The next three songs can be yoked together as a sci-fi trilogy. “One More Robot/Sympathy 3000-21” is the story of a machine who learns how to feel emotions; I wish I had room to talk about the textures here and Ivins’ amazing McCartneyesque basswork here. It segues right into the two-part title track, which is one of the most ambitious things anyone’s attempted for years. Part 1 introduces us to Yoshimi, a martial arts superheroine (based on Yoshimi P-We, the Boredoms drummer and leader of her own OOIOO) who is training and taking vitamins to defeat some kind of evil pink robots. These robots could be unfeeling humans or our own worst impulses, or they could just be pink robots — it doesn’t matter, though, because once we’re into Part 2 the battle is on: great crashing marching synths & cymbals squaring off against Yoshimi’s screams and, presumably, triumphant karate work. We know she’s kickin’ ass because the crowd keeps bursting into applause.

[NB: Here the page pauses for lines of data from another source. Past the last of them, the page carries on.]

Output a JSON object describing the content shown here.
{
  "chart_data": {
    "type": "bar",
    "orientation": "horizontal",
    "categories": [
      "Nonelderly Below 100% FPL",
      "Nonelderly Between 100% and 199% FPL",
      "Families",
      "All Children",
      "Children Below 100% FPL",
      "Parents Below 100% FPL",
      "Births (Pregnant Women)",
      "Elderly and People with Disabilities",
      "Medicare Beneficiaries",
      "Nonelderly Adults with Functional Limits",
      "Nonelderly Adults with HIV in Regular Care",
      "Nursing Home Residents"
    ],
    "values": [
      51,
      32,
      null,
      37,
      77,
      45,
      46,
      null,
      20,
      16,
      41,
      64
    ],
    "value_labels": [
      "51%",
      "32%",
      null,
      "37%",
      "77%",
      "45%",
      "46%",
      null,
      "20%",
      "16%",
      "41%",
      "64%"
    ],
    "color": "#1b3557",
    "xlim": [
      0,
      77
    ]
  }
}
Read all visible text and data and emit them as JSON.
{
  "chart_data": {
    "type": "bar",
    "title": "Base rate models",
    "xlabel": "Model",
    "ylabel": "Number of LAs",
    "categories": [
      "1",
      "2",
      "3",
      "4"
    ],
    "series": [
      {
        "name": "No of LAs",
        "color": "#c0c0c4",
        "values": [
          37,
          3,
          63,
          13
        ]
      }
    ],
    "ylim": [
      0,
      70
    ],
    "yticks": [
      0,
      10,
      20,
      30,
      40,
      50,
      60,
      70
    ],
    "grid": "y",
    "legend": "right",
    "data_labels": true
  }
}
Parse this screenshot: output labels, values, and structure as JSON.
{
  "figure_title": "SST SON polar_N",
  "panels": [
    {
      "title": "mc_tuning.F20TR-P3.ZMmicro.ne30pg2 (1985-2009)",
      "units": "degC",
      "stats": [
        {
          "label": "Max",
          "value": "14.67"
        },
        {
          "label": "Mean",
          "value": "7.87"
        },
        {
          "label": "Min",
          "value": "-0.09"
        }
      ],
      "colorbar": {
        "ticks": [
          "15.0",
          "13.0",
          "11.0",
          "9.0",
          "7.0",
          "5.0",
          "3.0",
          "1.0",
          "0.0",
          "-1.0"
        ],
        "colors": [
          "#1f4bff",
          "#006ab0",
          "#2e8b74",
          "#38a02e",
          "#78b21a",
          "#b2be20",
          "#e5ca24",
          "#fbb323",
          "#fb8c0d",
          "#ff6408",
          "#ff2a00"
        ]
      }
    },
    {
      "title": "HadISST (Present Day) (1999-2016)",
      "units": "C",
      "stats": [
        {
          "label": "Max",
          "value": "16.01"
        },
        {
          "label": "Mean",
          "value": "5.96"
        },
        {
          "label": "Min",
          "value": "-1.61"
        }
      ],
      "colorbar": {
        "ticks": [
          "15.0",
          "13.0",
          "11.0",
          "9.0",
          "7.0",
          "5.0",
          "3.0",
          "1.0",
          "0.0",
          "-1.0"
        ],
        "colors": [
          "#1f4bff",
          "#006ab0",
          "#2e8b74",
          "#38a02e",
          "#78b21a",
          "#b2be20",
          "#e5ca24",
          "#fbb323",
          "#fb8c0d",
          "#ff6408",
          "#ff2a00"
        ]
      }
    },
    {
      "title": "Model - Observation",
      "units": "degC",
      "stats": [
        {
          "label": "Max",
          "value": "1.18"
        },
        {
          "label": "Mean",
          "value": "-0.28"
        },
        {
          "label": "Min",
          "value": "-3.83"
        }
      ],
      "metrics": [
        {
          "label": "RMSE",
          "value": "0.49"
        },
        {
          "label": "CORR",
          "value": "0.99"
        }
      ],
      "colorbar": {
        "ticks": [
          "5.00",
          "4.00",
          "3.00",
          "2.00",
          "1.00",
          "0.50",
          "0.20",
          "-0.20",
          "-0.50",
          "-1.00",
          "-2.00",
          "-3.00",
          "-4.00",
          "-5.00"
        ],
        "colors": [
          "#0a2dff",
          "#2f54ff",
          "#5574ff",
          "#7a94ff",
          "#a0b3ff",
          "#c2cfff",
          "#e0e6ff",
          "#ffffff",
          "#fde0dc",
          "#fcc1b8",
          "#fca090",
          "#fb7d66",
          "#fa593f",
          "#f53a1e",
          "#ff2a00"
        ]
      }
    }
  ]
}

This introduces the second three-song trilogy. “In the Morning of the Musicians” takes forever or six minutes to unfold its pretty Floydian tale of being lost: “What is love and what is hate? / And why does it matter?” It works perfectly with the lost-love tale of “Ego Trippin’ at the Gates of Hell,” and both lead right into the hooky “Are You a Hypnotist?” in which Wayne tries to figure out why he keeps forgiving people for screwing him over and over and over. Drodz’s drum work here cannot be touched by anyone in the world. Can we just anoint him as the best drummer working right now in rock music and have done with it?

But the real emotional impact of the album comes in the next three songs, which are just about as straightforward as the Flaming Lips Philosophy will ever get. “It’s Summertime” is Coyne’s response to Japanese fans who contacted him about a mutual friend’s death; among electronic bird chirps and folk-rock guitar and synthesizer pulses, he tries to reach out to them in the only way he can, by telling them that sometimes inner reflection goes too far: “Look outside / I’m know that you’ll recognize / It’s summertime.”

“Do You Realize” has gotten a lot of write-ups in other reviews, and I can only say that all of them are right to say that this is a deeply hard-hitting emotional song that has brought tears to my eyes virtually every time I’ve played it. We ARE all beautiful, we ARE all floating in space, and we ARE all going to die. Deal with it, and dig it. Love your mortality, come to terms with your insignificance, and quit screwing around and LIVE. When did dude become a Zen master?

We wind down with the sci-fi tale of “All We Have is Now” (Wayne appears to himself and says “quit screwing around and LIVE,” in case we didn’t get that in the last song) and the mellow/freaky instrumental closer, “Approaching Pavonis Mons by Balloon (Utopia Planitia).” It’s quite a ride, and we arrive exhausted.

And we suit up again for the return trip. Which is to say that we hit play again. And again. It’s that kind of album.